As technology continues to shape and change the classroom, teachers from our ISTE focus groups spoke with true passion about their challenges in choosing the digital solutions that are best for their students. While new technologies are meant to solve problems, they sometimes inadvertently cause new ones. For instance, a school may implement a BYOD program and find themselves with an over-burdened bandwidth, impeding the very learning model these devices were intended to facilitate.
Educators are first responders in this industry. They’re the front line. Every administrative decision, whether a new data policy or technology implementation, affects teachers and students, and every legislative decision, when it comes to e-rate or the lack of funding, impacts educators’ ability to accomplish critical learning outcomes.
They’re also teaching to a constantly connected, information-absorbing demographic. How do they meet their students where they are and teach them to use those digital skills to increase their learning and creativity?
Read Part 2 of the ISTE Focus Groups Series: ’What Happened to Creativity?’
Here’s what some of the teachers we talked to had to say:
BYOD/Never Enough Bandwidth …
“Bandwidth is the biggest issue. Kids come in with like four devices now. It takes a lot of bandwidth, every year we add bandwidth and it costs a lot of money.”
“BYOD is up to teacher discretion. Our issue was we had multiple hives and a Wi-Fi password, and our high schoolers would sell the password to middle schoolers, so we had like 50 cell phones trying to jump on our hive at once.”
“I think BYOD is okay, but in my school, 70 percent of our students are on the free and reduced lunch program. So you have the ‘haves’ and ‘have nots,’ and if you don’t have devices for those children, it’s not really equitable.”
Funding Woes
“With the e-rate changes that have come down, we’re going to be looking at less funds. We’ve already gone 1:1, and are approaching end of life on those devices. We’re going to have to come up with another pot of money somewhere…”
Common Core
“I’m concerned because we’ve had so many shifts and gaps and I’m afraid if we leave Common Core, we’re going to have many more gaps. I think we need to stick with what we have for a while and let it play out.”
Vendor Connections
“I think they need to reach out to the school system and find teachers who are willing to pilot things to where we can actually see it work for our teachers. We’ll buy into that a lot faster.”
Community Connections
“We need to communicate with them [the public] and invite them in to get that community support. We need to reach out.”
Instructional Challenges
“We went 1:1 this year, and the complaints from parents I’ve had to field are that their kids are getting more homework now just because they have a device 24/7 with internet access. They’re saying that teachers are just giving students more to do at home because they have more time with the device, but our students have time to do their work in class. They just don’t, so then they have to take it home.”
“We’re seeing less guided instruction. Our concern is that the devices are becoming the teachers and our test scores are hitting rock bottom. We’re going back to lesson planning and making sure the guided instruction piece is in there.”
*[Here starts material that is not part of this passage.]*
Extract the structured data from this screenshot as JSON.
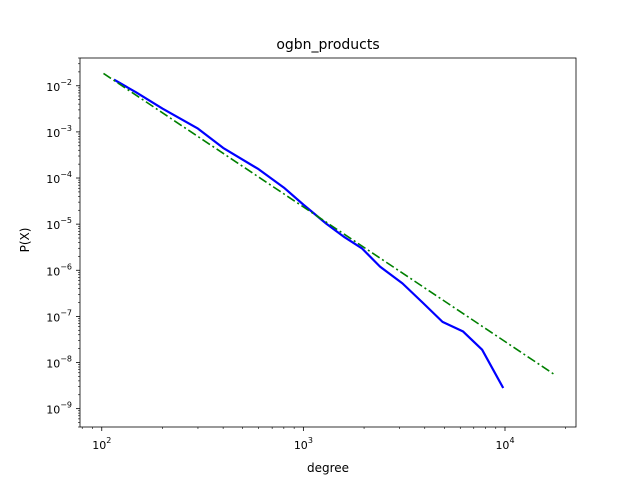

“We need the blended learning piece; we really need to work on that.”
Conclusion
We’ll leave you with a question: As marketers, how are we serving our first responders? Finding that through-line across the many stakeholders playing key roles in the education community is both a marketer’s most critical task, as well as the industry’s greatest challenge.
Integrated communications. Compelling content. A commitment to serve, not just sell. These are essential takeaways for marketers navigating the education industry today.